Monday, February 19, 2007

Rotation problems not yet solved

We're a couple of days into spring training and the question still remains as to who will be in the rotation and who will not. Tony La Russa and Dave Duncan are already offering differing viewpoints regarding the situation.
Manager Tony La Russa and pitching coach Dave Duncan can typically finish each other's sentences. But La Russa took minor exception Sunday to Duncan's recent characterization of five defined front-runners for the starting rotation with free-agent import Ryan Franklin as an extra.

Duncan cited ace Chris Carpenter, Kip Wells, Adam Wainwright, Anthony Reyes and Braden Looper as the "five guys that will get the priority."

La Russa said Sunday at Roger Dean Stadium, "Had I been asked that question before Dave, I would have said we have Carp and we have six or seven guys for four spots."

La Russa is typically reluctant to handicap competition this early in camp and is sensitive to the rotation since Wainwright and Looper have yet to make a major league start.

"He wanted to say it, and if you stop and think about the sense in that ... I think it's sending the right message to Anthony Reyes, to Braden Looper, to Adam Wainwright," La Russa said. "I think what he's saying is, 'You guys have the best shot to be in the five.'"
Narveson, Thompson, and Franklin are all considered as sleeper picks for the rotation.

Troy Cate's story is very unique and for those reasons, it's a must read.

Mark Mulder believes that all his problems can be traced to the 2004 season with the Oakland Athletics.
"I guess I could look back at the end of '04 as when things started to change," recalled Mulder, who cost the Cardinals three players — starting pitcher Dan Haren, reliever Kiko Calero and prized catching prospect Daric Barton.

"I can look at that June as when things started to change. I didn't think anything was wrong at the time. I thought things were different."

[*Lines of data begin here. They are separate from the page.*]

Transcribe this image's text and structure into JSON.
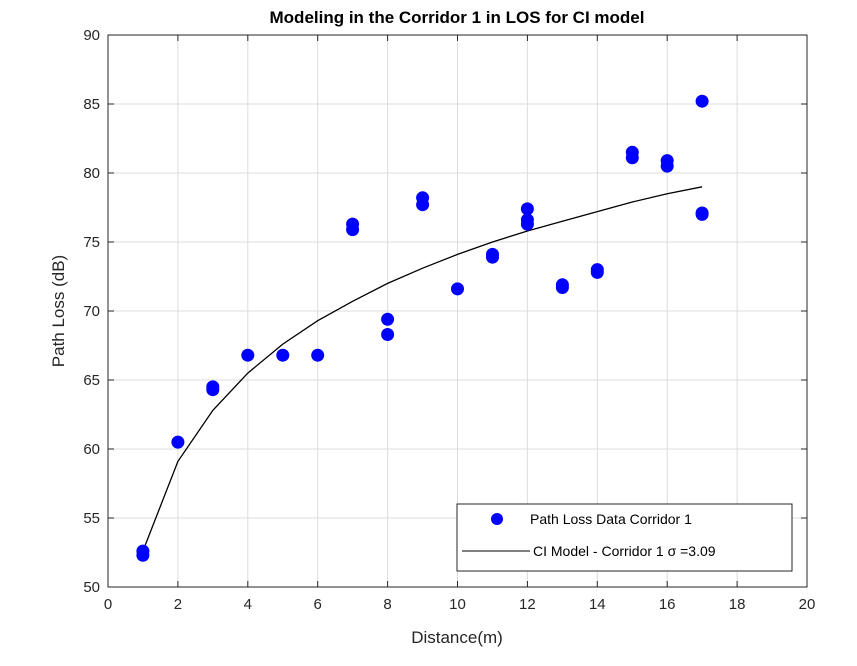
{
  "chart_data": {
    "type": "scatter",
    "title": "Modeling in the Corridor 1 in LOS for CI model",
    "xlabel": "Distance(m)",
    "ylabel": "Path Loss (dB)",
    "xlim": [
      0,
      20
    ],
    "ylim": [
      50,
      90
    ],
    "xticks": [
      0,
      2,
      4,
      6,
      8,
      10,
      12,
      14,
      16,
      18,
      20
    ],
    "yticks": [
      50,
      55,
      60,
      65,
      70,
      75,
      80,
      85,
      90
    ],
    "grid": true,
    "legend_position": "bottom-right",
    "series": [
      {
        "name": "Path Loss Data Corridor 1",
        "kind": "scatter",
        "color": "#0000ff",
        "points": [
          [
            1,
            52.3
          ],
          [
            1,
            52.6
          ],
          [
            2,
            60.5
          ],
          [
            3,
            64.3
          ],
          [
            3,
            64.5
          ],
          [
            4,
            66.8
          ],
          [
            5,
            66.8
          ],
          [
            6,
            66.8
          ],
          [
            7,
            75.9
          ],
          [
            7,
            76.3
          ],
          [
            8,
            68.3
          ],
          [
            8,
            69.4
          ],
          [
            9,
            77.7
          ],
          [
            9,
            78.2
          ],
          [
            10,
            71.6
          ],
          [
            11,
            73.9
          ],
          [
            11,
            74.1
          ],
          [
            12,
            76.3
          ],
          [
            12,
            76.6
          ],
          [
            12,
            77.4
          ],
          [
            13,
            71.7
          ],
          [
            13,
            71.9
          ],
          [
            14,
            72.8
          ],
          [
            14,
            73.0
          ],
          [
            15,
            81.1
          ],
          [
            15,
            81.5
          ],
          [
            16,
            80.5
          ],
          [
            16,
            80.9
          ],
          [
            17,
            77.0
          ],
          [
            17,
            77.1
          ],
          [
            17,
            85.2
          ]
        ]
      },
      {
        "name": "CI Model - Corridor 1 σ =3.09",
        "kind": "line",
        "color": "#000000",
        "x": [
          1,
          2,
          3,
          4,
          5,
          6,
          7,
          8,
          9,
          10,
          11,
          12,
          13,
          14,
          15,
          16,
          17
        ],
        "y": [
          52.6,
          59.1,
          62.8,
          65.5,
          67.6,
          69.3,
          70.7,
          72.0,
          73.1,
          74.1,
          75.0,
          75.8,
          76.5,
          77.2,
          77.9,
          78.5,
          79.0
        ]
      }
    ]
  }
}
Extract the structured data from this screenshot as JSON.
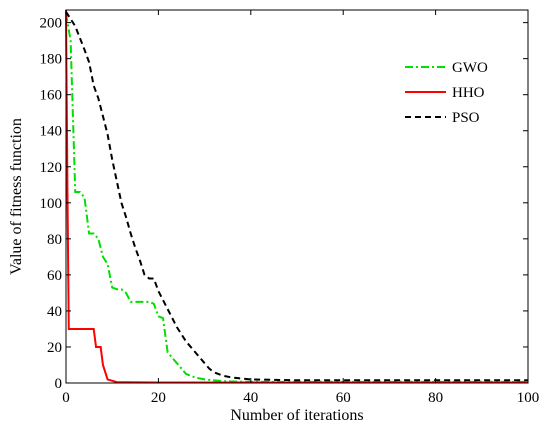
{
  "chart_data": {
    "type": "line",
    "xlabel": "Number of iterations",
    "ylabel": "Value of fitness function",
    "xlim": [
      0,
      100
    ],
    "ylim": [
      0,
      207
    ],
    "xticks": [
      0,
      20,
      40,
      60,
      80,
      100
    ],
    "yticks": [
      0,
      20,
      40,
      60,
      80,
      100,
      120,
      140,
      160,
      180,
      200
    ],
    "legend_position": "top-right",
    "grid": false,
    "series": [
      {
        "name": "GWO",
        "color": "#00e000",
        "dash": "dash-dot",
        "points": [
          [
            0,
            205
          ],
          [
            1,
            190
          ],
          [
            2,
            106
          ],
          [
            3,
            106
          ],
          [
            4,
            103
          ],
          [
            5,
            83
          ],
          [
            6,
            83
          ],
          [
            7,
            80
          ],
          [
            8,
            70
          ],
          [
            9,
            66
          ],
          [
            10,
            53
          ],
          [
            11,
            52
          ],
          [
            12,
            52
          ],
          [
            13,
            50
          ],
          [
            14,
            45
          ],
          [
            15,
            45
          ],
          [
            16,
            45
          ],
          [
            17,
            45
          ],
          [
            18,
            45
          ],
          [
            19,
            44
          ],
          [
            20,
            37
          ],
          [
            21,
            36
          ],
          [
            22,
            17
          ],
          [
            23,
            14
          ],
          [
            24,
            11
          ],
          [
            25,
            8
          ],
          [
            26,
            5
          ],
          [
            28,
            3
          ],
          [
            30,
            2
          ],
          [
            34,
            1
          ],
          [
            40,
            0.6
          ],
          [
            60,
            0.6
          ],
          [
            80,
            0.6
          ],
          [
            100,
            0.6
          ]
        ]
      },
      {
        "name": "HHO",
        "color": "#ff0000",
        "dash": "solid",
        "points": [
          [
            0,
            207
          ],
          [
            0.3,
            110
          ],
          [
            0.6,
            30
          ],
          [
            6,
            30
          ],
          [
            6.5,
            20
          ],
          [
            7,
            20
          ],
          [
            7.5,
            20
          ],
          [
            8,
            10
          ],
          [
            9,
            2
          ],
          [
            11,
            0.5
          ],
          [
            20,
            0.3
          ],
          [
            40,
            0.3
          ],
          [
            60,
            0.3
          ],
          [
            80,
            0.3
          ],
          [
            100,
            0.3
          ]
        ]
      },
      {
        "name": "PSO",
        "color": "#000000",
        "dash": "dashed",
        "points": [
          [
            0,
            206
          ],
          [
            2,
            198
          ],
          [
            4,
            185
          ],
          [
            5,
            178
          ],
          [
            6,
            165
          ],
          [
            7,
            158
          ],
          [
            8,
            148
          ],
          [
            9,
            138
          ],
          [
            10,
            124
          ],
          [
            11,
            112
          ],
          [
            12,
            100
          ],
          [
            13,
            92
          ],
          [
            14,
            83
          ],
          [
            15,
            75
          ],
          [
            16,
            68
          ],
          [
            17,
            60
          ],
          [
            18,
            58
          ],
          [
            19,
            58
          ],
          [
            20,
            51
          ],
          [
            21,
            46
          ],
          [
            22,
            41
          ],
          [
            23,
            36
          ],
          [
            24,
            31
          ],
          [
            25,
            27
          ],
          [
            26,
            23
          ],
          [
            27,
            20
          ],
          [
            28,
            17
          ],
          [
            29,
            14
          ],
          [
            30,
            11
          ],
          [
            31,
            8
          ],
          [
            32,
            6
          ],
          [
            34,
            4
          ],
          [
            36,
            3
          ],
          [
            40,
            2
          ],
          [
            50,
            1.5
          ],
          [
            60,
            1.5
          ],
          [
            80,
            1.5
          ],
          [
            100,
            1.5
          ]
        ]
      }
    ]
  }
}
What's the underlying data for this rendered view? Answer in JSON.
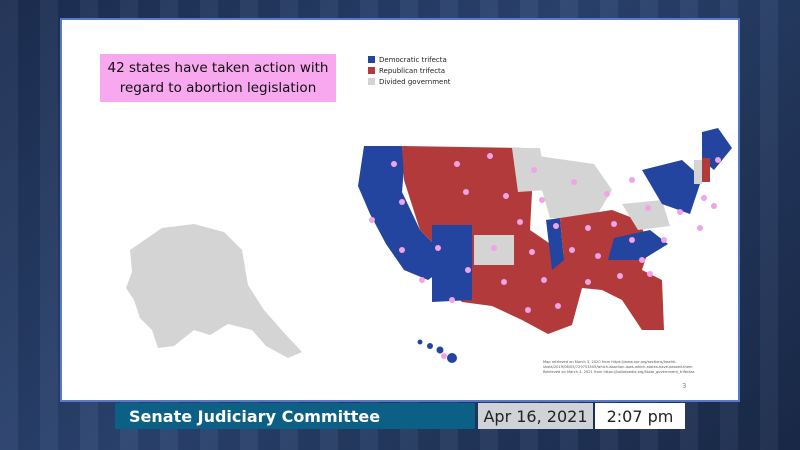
{
  "slide": {
    "headline_line1": "42 states have taken action with",
    "headline_line2": "regard to abortion legislation",
    "legend": [
      {
        "label": "Democratic trifecta",
        "color": "#2345a0"
      },
      {
        "label": "Republican trifecta",
        "color": "#b23a3a"
      },
      {
        "label": "Divided government",
        "color": "#d4d4d4"
      }
    ],
    "source_line1": "Map retrieved on March 3, 2020 from https://www.npr.org/sections/health-shots/2019/06/05/729753505/which-abortion-laws-which-states-have-passed-them",
    "source_line2": "Retrieved on March 3, 2021 from https://ballotpedia.org/State_government_trifectas",
    "page_number": "3",
    "marker_color": "#f2a3e8"
  },
  "chyron": {
    "committee": "Senate Judiciary Committee",
    "date": "Apr 16, 2021",
    "time": "2:07 pm"
  }
}
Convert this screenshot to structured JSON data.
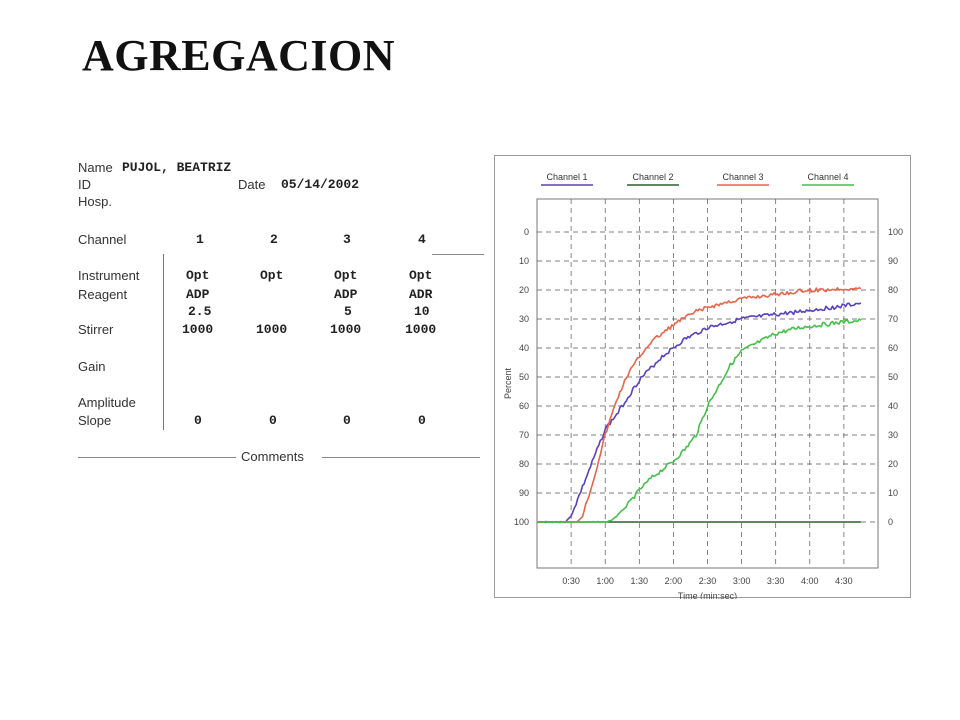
{
  "slide": {
    "title": "AGREGACION"
  },
  "report": {
    "name_label": "Name",
    "name_value": "PUJOL, BEATRIZ",
    "id_label": "ID",
    "date_label": "Date",
    "date_value": "05/14/2002",
    "hosp_label": "Hosp.",
    "channel_label": "Channel",
    "channels": [
      "1",
      "2",
      "3",
      "4"
    ],
    "instrument_label": "Instrument",
    "instrument": [
      "Opt",
      "Opt",
      "Opt",
      "Opt"
    ],
    "reagent_label": "Reagent",
    "reagent": [
      "ADP",
      "",
      "ADP",
      "ADR"
    ],
    "reagent_dose": [
      "2.5",
      "",
      "5",
      "10"
    ],
    "stirrer_label": "Stirrer",
    "stirrer": [
      "1000",
      "1000",
      "1000",
      "1000"
    ],
    "gain_label": "Gain",
    "amplitude_label": "Amplitude",
    "slope_label": "Slope",
    "slope": [
      "0",
      "0",
      "0",
      "0"
    ],
    "comments_label": "Comments"
  },
  "chart_data": {
    "type": "line",
    "xlabel": "Time (min:sec)",
    "ylabel": "Percent",
    "x_ticks": [
      "0:30",
      "1:00",
      "1:30",
      "2:00",
      "2:30",
      "3:00",
      "3:30",
      "4:00",
      "4:30"
    ],
    "x_tick_values": [
      30,
      60,
      90,
      120,
      150,
      180,
      210,
      240,
      270
    ],
    "xlim": [
      0,
      300
    ],
    "y_left_ticks": [
      "0",
      "10",
      "20",
      "30",
      "40",
      "50",
      "60",
      "70",
      "80",
      "90",
      "100"
    ],
    "y_left_values": [
      0,
      10,
      20,
      30,
      40,
      50,
      60,
      70,
      80,
      90,
      100
    ],
    "y_right_ticks": [
      "100",
      "90",
      "80",
      "70",
      "60",
      "50",
      "40",
      "30",
      "20",
      "10",
      "0"
    ],
    "ylim": [
      0,
      100
    ],
    "y_inverted": true,
    "grid": true,
    "legend_position": "top",
    "series": [
      {
        "name": "Channel 1",
        "color": "#5a3fc0",
        "x": [
          0,
          25,
          30,
          40,
          50,
          60,
          70,
          80,
          90,
          100,
          110,
          120,
          130,
          140,
          150,
          160,
          170,
          180,
          190,
          200,
          210,
          220,
          230,
          240,
          250,
          260,
          270,
          285
        ],
        "y": [
          100,
          100,
          98,
          88,
          78,
          68,
          63,
          57,
          51,
          47,
          43,
          40,
          37,
          35,
          33,
          32,
          31,
          30,
          29.5,
          29,
          28.5,
          28,
          27.5,
          27,
          26.5,
          26,
          25.5,
          24.5
        ]
      },
      {
        "name": "Channel 2",
        "color": "#2f5f2f",
        "x": [
          0,
          285
        ],
        "y": [
          100,
          100
        ]
      },
      {
        "name": "Channel 3",
        "color": "#e8644a",
        "x": [
          0,
          35,
          40,
          50,
          60,
          70,
          80,
          90,
          100,
          110,
          120,
          130,
          140,
          150,
          160,
          170,
          180,
          190,
          200,
          210,
          220,
          230,
          240,
          250,
          260,
          270,
          285
        ],
        "y": [
          100,
          100,
          98,
          85,
          70,
          58,
          49,
          43,
          38,
          35,
          32,
          29.5,
          27.5,
          26,
          25,
          24,
          23,
          22.5,
          22,
          21.5,
          21,
          20.5,
          20,
          20,
          19.8,
          19.5,
          19.5
        ]
      },
      {
        "name": "Channel 4",
        "color": "#46c04a",
        "x": [
          0,
          60,
          65,
          70,
          80,
          90,
          100,
          110,
          120,
          130,
          140,
          150,
          160,
          170,
          180,
          190,
          200,
          210,
          220,
          230,
          240,
          250,
          260,
          270,
          285
        ],
        "y": [
          100,
          100,
          99.5,
          98,
          94,
          89,
          85,
          82,
          79,
          75,
          70,
          60,
          53,
          46,
          41,
          39,
          37,
          35,
          34,
          33,
          32.5,
          32,
          31.5,
          31,
          30.5
        ]
      }
    ]
  }
}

A stress fracture near his right hip abbreviated Mulder's 2003 season. He won 17 games in 2004 but endured a difficult second half, leading to rumors that he was pitching hurt. Mulder, however, says that he felt "completely normal" in 2004 and that any connection now is mere "second-guessing."

Mulder, 29, began a series of alterations to his delivery that prevented him from achieving consistency. By the time he landed on the disabled list for the first time last May, Mulder described himself as "slinging" the ball with an abbreviated arm action completely different from his form at the beginning of his final season in Oakland.

"I wasn't throwing correctly, but I never would have imagined needing surgery," said Mulder, who avoided surgery for his first seven professional seasons. "My entire career has been about 'whatever I'm feeling, I'll get over it.' But when a couple surgeons tell you that you need surgery, it's a weird feeling. You don't know what to expect."

Mulder improvised to a 16-8 record and 3.64 ERA in 2005 as rival scouts increasingly speculated he was pitching hurt. Mulder denied those suggestions and won five of his first six decisions last season before a jagged start against the San Diego Padres in late May began an irreversible spiral.

"It didn't necessarily hurt to pitch. It felt weak," Mulder said.

Disabled from June 22 to Aug. 22, Mulder returned from a three-game rehab to make two abortive starts in which he allowed 14 earned runs in 4 2/3 total innings. He allowed the New York Mets nine earned runs in three innings in his first start.
Mulder should be able to recover fully and become the Hall of Famer that I believe he should be.